According to Investing.com's Fed Rate Monitor Tool, investors are pricing in a 33% chance of a rate hike by September. December odds were at around 60%.
Against the yen, the dollar soared 1.26% to end at 101.80 by late trade after touching 101.94, the most since August 12. For the week, the pair climbed 1.61%, the first loss in five weeks.
Earlier Friday, data showed that consumer prices in Japan fell by the most in three years in July, adding pressure on both the government and the Bank of Japan to do more to boost sluggish inflation.
The euro, meanwhile, slipped 0.77% to settle at 1.1195, the lowest level since August 16. On the week, the euro lost 1.13% against the dollar, snapping a two-week win streak.
Elsewhere, the pound settled at 1.3140 against the greenback, down 0.4% for the day but 0.5% higher for the week, amid easing concerns over the economic outlook.
Data released Friday confirmed that the U.K. economy grew by 0.6% in the second quarter and expanded 2.2% on a year over year basis, indicating that the economy remained strong ahead of the Brexit referendum.

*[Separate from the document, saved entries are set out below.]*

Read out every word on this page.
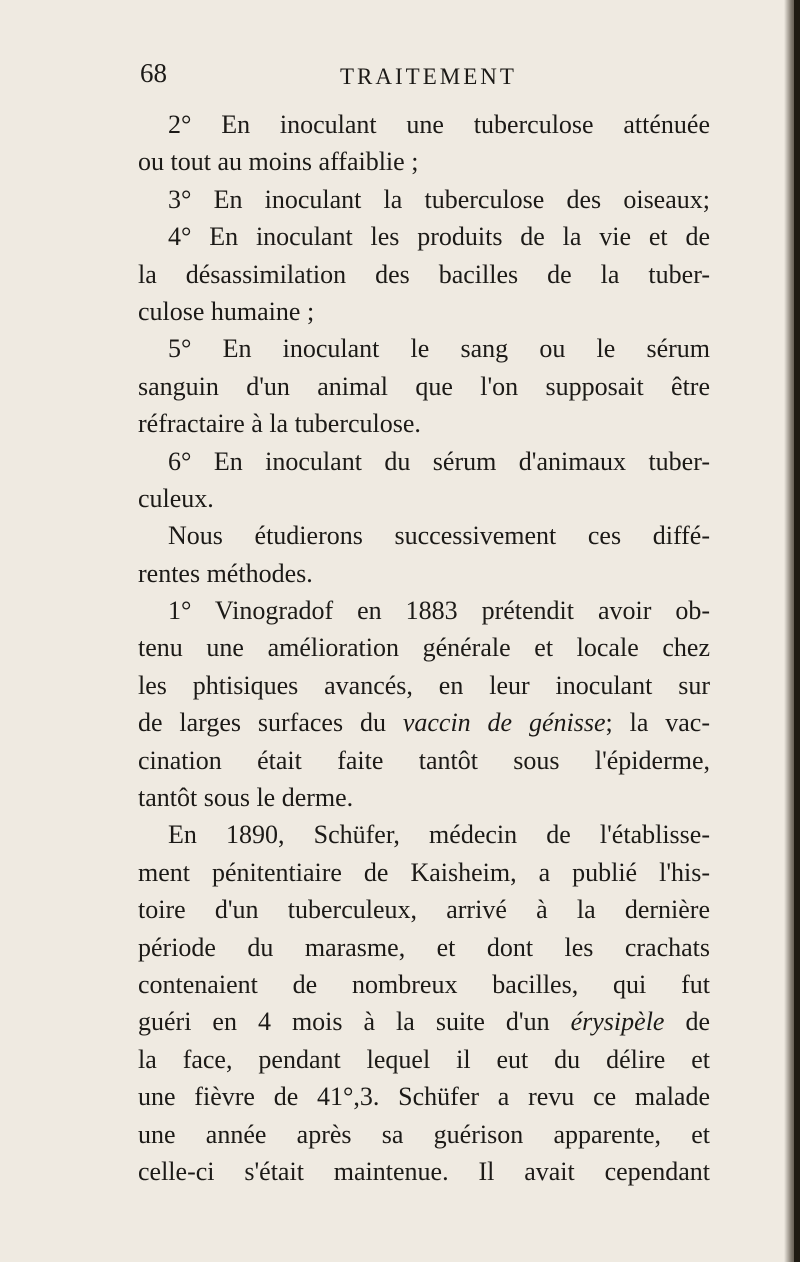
68	TRAITEMENT
2° En inoculant une tuberculose atténuée
ou tout au moins affaiblie ;
3° En inoculant la tuberculose des oiseaux;
4° En inoculant les produits de la vie et de
la désassimilation des bacilles de la tuber-
culose humaine ;
5° En inoculant le sang ou le sérum
sanguin d'un animal que l'on supposait être
réfractaire à la tuberculose.
6° En inoculant du sérum d'animaux tuber-
culeux.
Nous étudierons successivement ces diffé-
rentes méthodes.
1° Vinogradof en 1883 prétendit avoir ob-
tenu une amélioration générale et locale chez
les phtisiques avancés, en leur inoculant sur
de larges surfaces du vaccin de génisse; la vac-
cination était faite tantôt sous l'épiderme,
tantôt sous le derme.
En 1890, Schüfer, médecin de l'établisse-
ment pénitentiaire de Kaisheim, a publié l'his-
toire d'un tuberculeux, arrivé à la dernière
période du marasme, et dont les crachats
contenaient de nombreux bacilles, qui fut
guéri en 4 mois à la suite d'un érysipèle de
la face, pendant lequel il eut du délire et
une fièvre de 41°,3. Schüfer a revu ce malade
une année après sa guérison apparente, et
celle-ci s'était maintenue. Il avait cependant
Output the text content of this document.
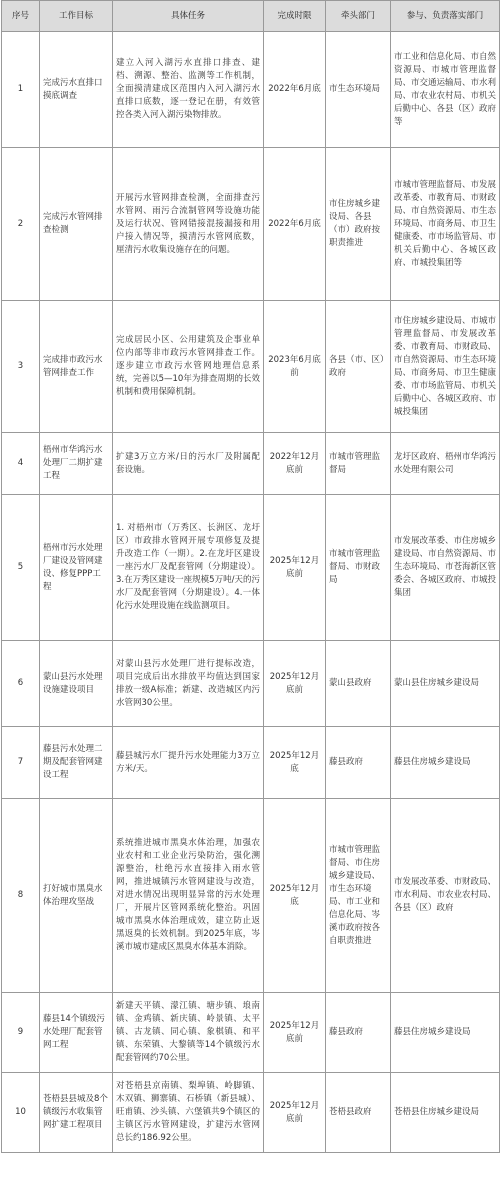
序号	工作目标	具体任务	完成时限	牵头部门	参与、负责落实部门
1	完成污水直排口摸底调查	建立入河入湖污水直排口排查、建档、溯源、整治、监测等工作机制，全面摸清建成区范围内入河入湖污水直排口底数，逐一登记在册，有效管控各类入河入湖污染物排放。	2022年6月底	市生态环境局	市工业和信息化局、市自然资源局、市城市管理监督局、市交通运输局、市水利局、市农业农村局、市机关后勤中心、各县（区）政府等
2	完成污水管网排查检测	开展污水管网排查检测，全面排查污水管网、雨污合流制管网等设施功能及运行状况、管网错接混接漏接和用户接入情况等，摸清污水管网底数，厘清污水收集设施存在的问题。	2022年6月底	市住房城乡建设局、各县（市）政府按职责推进	市城市管理监督局、市发展改革委、市教育局、市财政局、市自然资源局、市生态环境局、市商务局、市卫生健康委、市市场监管局、市机关后勤中心、各城区政府、市城投集团等
3	完成排市政污水管网排查工作	完成居民小区、公用建筑及企事业单位内部等非市政污水管网排查工作。逐步建立市政污水管网地理信息系统，完善以5—10年为排查周期的长效机制和费用保障机制。	2023年6月底前	各县（市、区）政府	市住房城乡建设局、市城市管理监督局、市发展改革委、市教育局、市财政局、市自然资源局、市生态环境局、市商务局、市卫生健康委、市市场监管局、市机关后勤中心、各城区政府、市城投集团
4	梧州市华鸿污水处理厂二期扩建工程	扩建3万立方米/日的污水厂及附属配套设施。	2022年12月底前	市城市管理监督局	龙圩区政府、梧州市华鸿污水处理有限公司
5	梧州市污水处理厂建设及管网建设、修复PPP工程	1. 对梧州市（万秀区、长洲区、龙圩区）市政排水管网开展专项修复及提升改造工作（一期）。2.在龙圩区建设一座污水厂及配套管网（分期建设）。3.在万秀区建设一座规模5万吨/天的污水厂及配套管网（分期建设）。4.一体化污水处理设施在线监测项目。	2025年12月底前	市城市管理监督局、市财政局	市发展改革委、市住房城乡建设局、市自然资源局、市生态环境局、市苍海新区管委会、各城区政府、市城投集团
6	蒙山县污水处理设施建设项目	对蒙山县污水处理厂进行提标改造，项目完成后出水排放平均值达到国家排放一级A标准；新建、改造城区内污水管网30公里。	2025年12月底前	蒙山县政府	蒙山县住房城乡建设局
7	藤县污水处理二期及配套管网建设工程	藤县城污水厂提升污水处理能力3万立方米/天。	2025年12月底	藤县政府	藤县住房城乡建设局
8	打好城市黑臭水体治理攻坚战	系统推进城市黑臭水体治理，加强农业农村和工业企业污染防治，强化溯源整治，杜绝污水直接排入雨水管网，推进城镇污水管网建设与改造，对进水情况出现明显异常的污水处理厂，开展片区管网系统化整治。巩固城市黑臭水体治理成效，建立防止返黑返臭的长效机制。到2025年底，岑溪市城市建成区黑臭水体基本消除。	2025年12月底	市城市管理监督局、市住房城乡建设局、市生态环境局、市工业和信息化局、岑溪市政府按各自职责推进	市发展改革委、市财政局、市水利局、市农业农村局、各县（区）政府
9	藤县14个镇级污水处理厂配套管网工程	新建天平镇、濛江镇、塘步镇、埌南镇、金鸡镇、新庆镇、岭景镇、太平镇、古龙镇、同心镇、象棋镇、和平镇、东荣镇、大黎镇等14个镇级污水配套管网约70公里。	2025年12月底前	藤县政府	藤县住房城乡建设局
10	苍梧县县城及8个镇级污水收集管网扩建工程项目	对苍梧县京南镇、梨埠镇、岭脚镇、木双镇、狮寨镇、石桥镇（新县城）、旺甫镇、沙头镇、六堡镇共9个镇区的主镇区污水管网建设，扩建污水管网总长约186.92公里。	2025年12月底前	苍梧县政府	苍梧县住房城乡建设局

In the week ahead, investors will focus on U.S. economic reports to gauge if the world's largest economy is strong enough to withstand a hike in interest rates in the coming months, with Friday’s nonfarm payrolls data in the spotlight.
Elsewhere, in China, market players will be looking out for data on the country's manufacturing sector, amid ongoing concerns over the health of the world's second biggest economy.

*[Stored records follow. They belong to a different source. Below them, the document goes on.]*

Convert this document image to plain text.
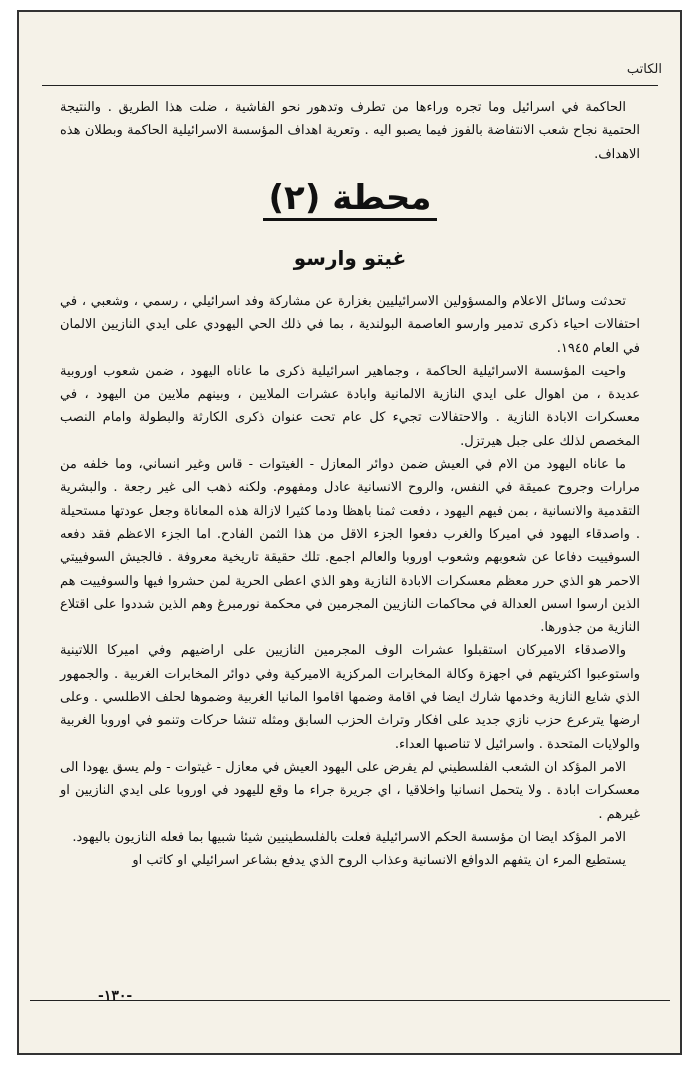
الكاتب

الحاكمة في اسرائيل وما تجره وراءها من تطرف وتدهور نحو الفاشية ، ضلت هذا الطريق . والنتيجة الحتمية نجاح شعب الانتفاضة بالفوز فيما يصبو اليه . وتعرية اهداف المؤسسة الاسرائيلية الحاكمة وبطلان هذه الاهداف.

محطة (٢)
غيتو وارسو

تحدثت وسائل الاعلام والمسؤولين الاسرائيليين بغزارة عن مشاركة وفد اسرائيلي ، رسمي ، وشعبي ، في احتفالات احياء ذكرى تدمير وارسو العاصمة البولندية ، بما في ذلك الحي اليهودي على ايدي النازيين الالمان في العام ١٩٤٥.

واحيت المؤسسة الاسرائيلية الحاكمة ، وجماهير اسرائيلية ذكرى ما عاناه اليهود ، ضمن شعوب اوروبية عديدة ، من اهوال على ايدي النازية الالمانية وابادة عشرات الملايين ، وبينهم ملايين من اليهود ، في معسكرات الابادة النازية . والاحتفالات تجيء كل عام تحت عنوان ذكرى الكارثة والبطولة وامام النصب المخصص لذلك على جبل هيرتزل.

ما عاناه اليهود من الام في العيش ضمن دوائر المعازل - الغيتوات - قاس وغير انساني، وما خلفه من مرارات وجروح عميقة في النفس، والروح الانسانية عادل ومفهوم. ولكنه ذهب الى غير رجعة . والبشرية التقدمية والانسانية ، بمن فيهم اليهود ، دفعت ثمنا باهظا ودما كثيرا لازالة هذه المعاناة وجعل عودتها مستحيلة . واصدقاء اليهود في اميركا والغرب دفعوا الجزء الاقل من هذا الثمن الفادح. اما الجزء الاعظم فقد دفعه السوفييت دفاعا عن شعوبهم وشعوب اوروبا والعالم اجمع. تلك حقيقة تاريخية معروفة . فالجيش السوفييتي الاحمر هو الذي حرر معظم معسكرات الابادة النازية وهو الذي اعطى الحرية لمن حشروا فيها والسوفييت هم الذين ارسوا اسس العدالة في محاكمات النازيين المجرمين في محكمة نورمبرغ وهم الذين شددوا على اقتلاع النازية من جذورها.

والاصدقاء الاميركان استقبلوا عشرات الوف المجرمين النازيين على اراضيهم وفي اميركا اللاتينية واستوعبوا اكثريتهم في اجهزة وكالة المخابرات المركزية الاميركية وفي دوائر المخابرات الغربية . والجمهور الذي شايع النازية وخدمها شارك ايضا في اقامة وضمها اقاموا المانيا الغربية وضموها لحلف الاطلسي . وعلى ارضها يترعرع حزب نازي جديد على افكار وتراث الحزب السابق ومثله تنشا حركات وتنمو في اوروبا الغربية والولايات المتحدة . واسرائيل لا تناصبها العداء.

الامر المؤكد ان الشعب الفلسطيني لم يفرض على اليهود العيش في معازل - غيتوات - ولم يسق يهودا الى معسكرات ابادة . ولا يتحمل انسانيا واخلاقيا ، اي جريرة جراء ما وقع لليهود في اوروبا على ايدي النازيين او غيرهم .

الامر المؤكد ايضا ان مؤسسة الحكم الاسرائيلية فعلت بالفلسطينيين شيئا شبيها بما فعله النازيون باليهود.

يستطيع المرء ان يتفهم الدوافع الانسانية وعذاب الروح الذي يدفع بشاعر اسرائيلي او كاتب او

-١٣٠-
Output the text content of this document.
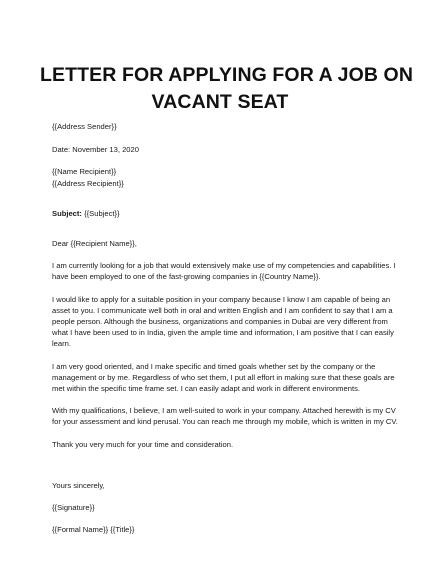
LETTER FOR APPLYING FOR A JOB ON
VACANT SEAT

{{Address Sender}}

Date: November 13, 2020

{{Name Recipient}}

{{Address Recipient}}

Subject: {{Subject}}

Dear {{Recipient Name}},

I am currently looking for a job that would extensively make use of my competencies and capabilities. I
have been employed to one of the fast-growing companies in {{Country Name}}.

I would like to apply for a suitable position in your company because I know I am capable of being an
asset to you. I communicate well both in oral and written English and I am confident to say that I am a
people person. Although the business, organizations and companies in Dubai are very different from
what I have been used to in India, given the ample time and information, I am positive that I can easily
learn.

I am very good oriented, and I make specific and timed goals whether set by the company or the
management or by me. Regardless of who set them, I put all effort in making sure that these goals are
met within the specific time frame set. I can easily adapt and work in different environments.

With my qualifications, I believe, I am well-suited to work in your company. Attached herewith is my CV
for your assessment and kind perusal. You can reach me through my mobile, which is written in my CV.

Thank you very much for your time and consideration.

Yours sincerely,

{{Signature}}

{{Formal Name}} {{Title}}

Meanwhile, in the U.K., traders will be awaiting reports on activity in the manufacturing and construction sectors for further indications on the continued effect that the Brexit decision is having on the economy.

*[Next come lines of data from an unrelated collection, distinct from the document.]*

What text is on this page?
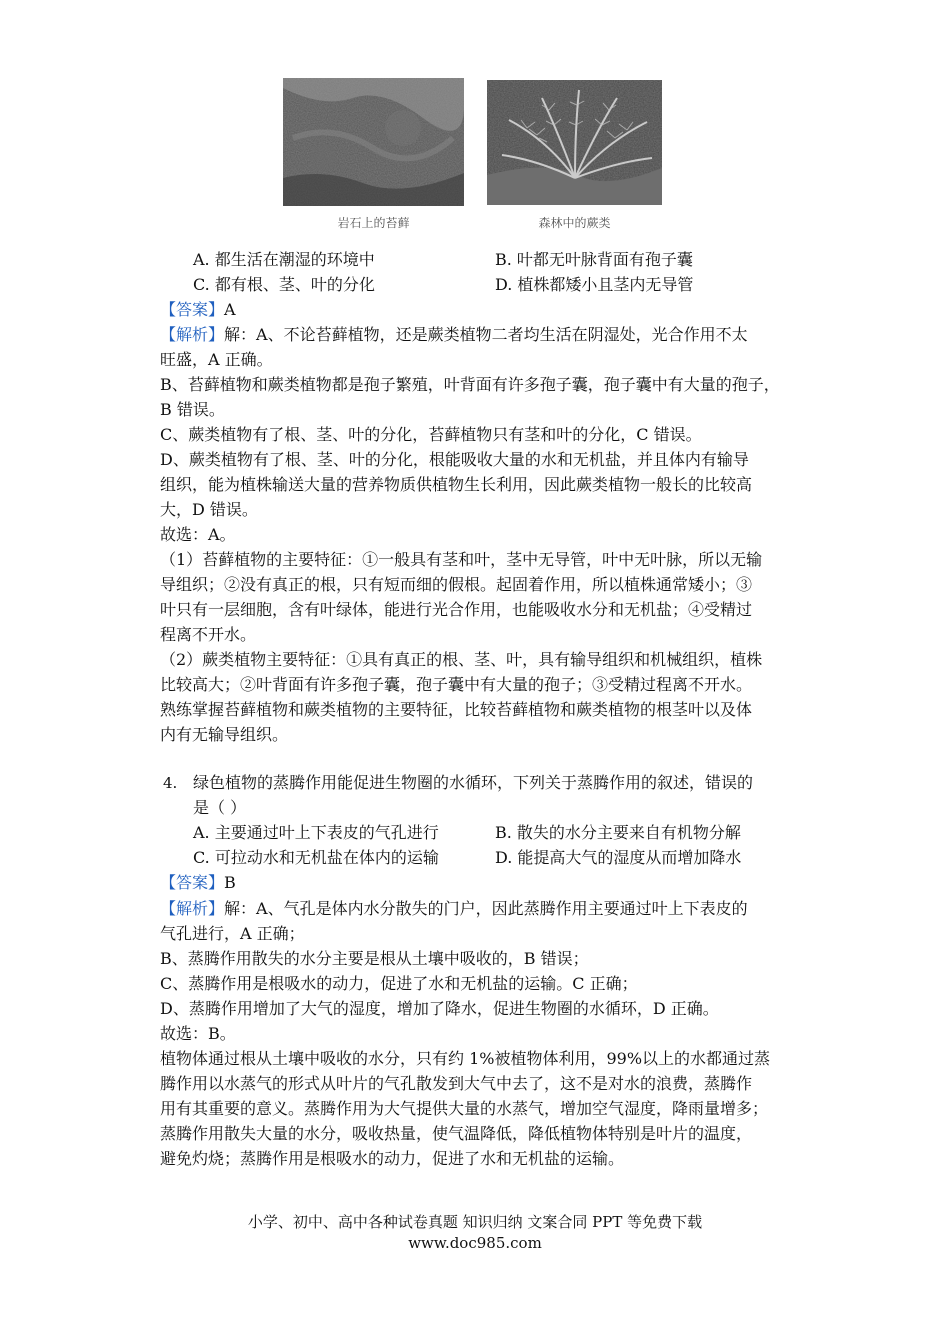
岩石上的苔藓	森林中的蕨类
A. 都生活在潮湿的环境中	B. 叶都无叶脉背面有孢子囊
C. 都有根、茎、叶的分化	D. 植株都矮小且茎内无导管
【答案】A
【解析】解：A、不论苔藓植物，还是蕨类植物二者均生活在阴湿处，光合作用不太
旺盛，A 正确。
B、苔藓植物和蕨类植物都是孢子繁殖，叶背面有许多孢子囊，孢子囊中有大量的孢子，
B 错误。
C、蕨类植物有了根、茎、叶的分化，苔藓植物只有茎和叶的分化，C 错误。
D、蕨类植物有了根、茎、叶的分化，根能吸收大量的水和无机盐，并且体内有输导
组织，能为植株输送大量的营养物质供植物生长利用，因此蕨类植物一般长的比较高
大，D 错误。
故选：A。
（1）苔藓植物的主要特征：①一般具有茎和叶，茎中无导管，叶中无叶脉，所以无输
导组织；②没有真正的根，只有短而细的假根。起固着作用，所以植株通常矮小；③
叶只有一层细胞，含有叶绿体，能进行光合作用，也能吸收水分和无机盐；④受精过
程离不开水。
（2）蕨类植物主要特征：①具有真正的根、茎、叶，具有输导组织和机械组织，植株
比较高大；②叶背面有许多孢子囊，孢子囊中有大量的孢子；③受精过程离不开水。
熟练掌握苔藓植物和蕨类植物的主要特征，比较苔藓植物和蕨类植物的根茎叶以及体
内有无输导组织。
4. 绿色植物的蒸腾作用能促进生物圈的水循环，下列关于蒸腾作用的叙述，错误的
是（ ）
A. 主要通过叶上下表皮的气孔进行	B. 散失的水分主要来自有机物分解
C. 可拉动水和无机盐在体内的运输	D. 能提高大气的湿度从而增加降水
【答案】B
【解析】解：A、气孔是体内水分散失的门户，因此蒸腾作用主要通过叶上下表皮的
气孔进行，A 正确；
B、蒸腾作用散失的水分主要是根从土壤中吸收的，B 错误；
C、蒸腾作用是根吸水的动力，促进了水和无机盐的运输。C 正确；
D、蒸腾作用增加了大气的湿度，增加了降水，促进生物圈的水循环，D 正确。
故选：B。
植物体通过根从土壤中吸收的水分，只有约 1%被植物体利用，99%以上的水都通过蒸
腾作用以水蒸气的形式从叶片的气孔散发到大气中去了，这不是对水的浪费，蒸腾作
用有其重要的意义。蒸腾作用为大气提供大量的水蒸气，增加空气湿度，降雨量增多；
蒸腾作用散失大量的水分，吸收热量，使气温降低，降低植物体特别是叶片的温度，
避免灼烧；蒸腾作用是根吸水的动力，促进了水和无机盐的运输。
小学、初中、高中各种试卷真题 知识归纳 文案合同 PPT 等免费下载
www.doc985.com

Ahead of the coming week, Investing.com has compiled a list of these and other significant events likely to affect the markets.
Monday, August 29
Markets in the U.K. are to remain closed for a national holiday.
The U.S. is to release data on personal income and expenditure.
Tuesday, August 30
Japan is to release data on household spending.
Australia is to report on building approvals.
In the euro zone, Germany and Spain are to produce preliminary figures on consumer prices.
The U.K. is to report on net lending.
Canada is to release numbers on the current account and raw material price inflation.
The U.S. is to publish private sector data on consumer confidence.
Wednesday, August 31
New Zealand is to release data on business confidence.
Germany is to release reports on retail sales and the change in the number of people unemployed.
The euro zone is to publish a preliminary report on consumer prices.
Canada is to release monthly data on gross domestic product.
The U.S. is to release the ADP nonfarm payrolls report, as well as data on pending home sales and survey data on business activity in the Chicago region.
Thursday, September 1
China is to release official data on manufacturing and service sector activity as well as the Caixin manufacturing index.
Australia is to report on private capital expenditure and retail sales.
The U.K. is to release survey data on manufacturing activity.
The U.S. is to release the weekly report on initial jobless claims and the Institute of Supply Management is to report on manufacturing activity.
Friday, September 2
The U.K. is to release survey data on construction activity.
Canada is to release data on the trade balance.
The U.S. is to round up the week with the closely watched report on nonfarm payrolls and data on the trade balance.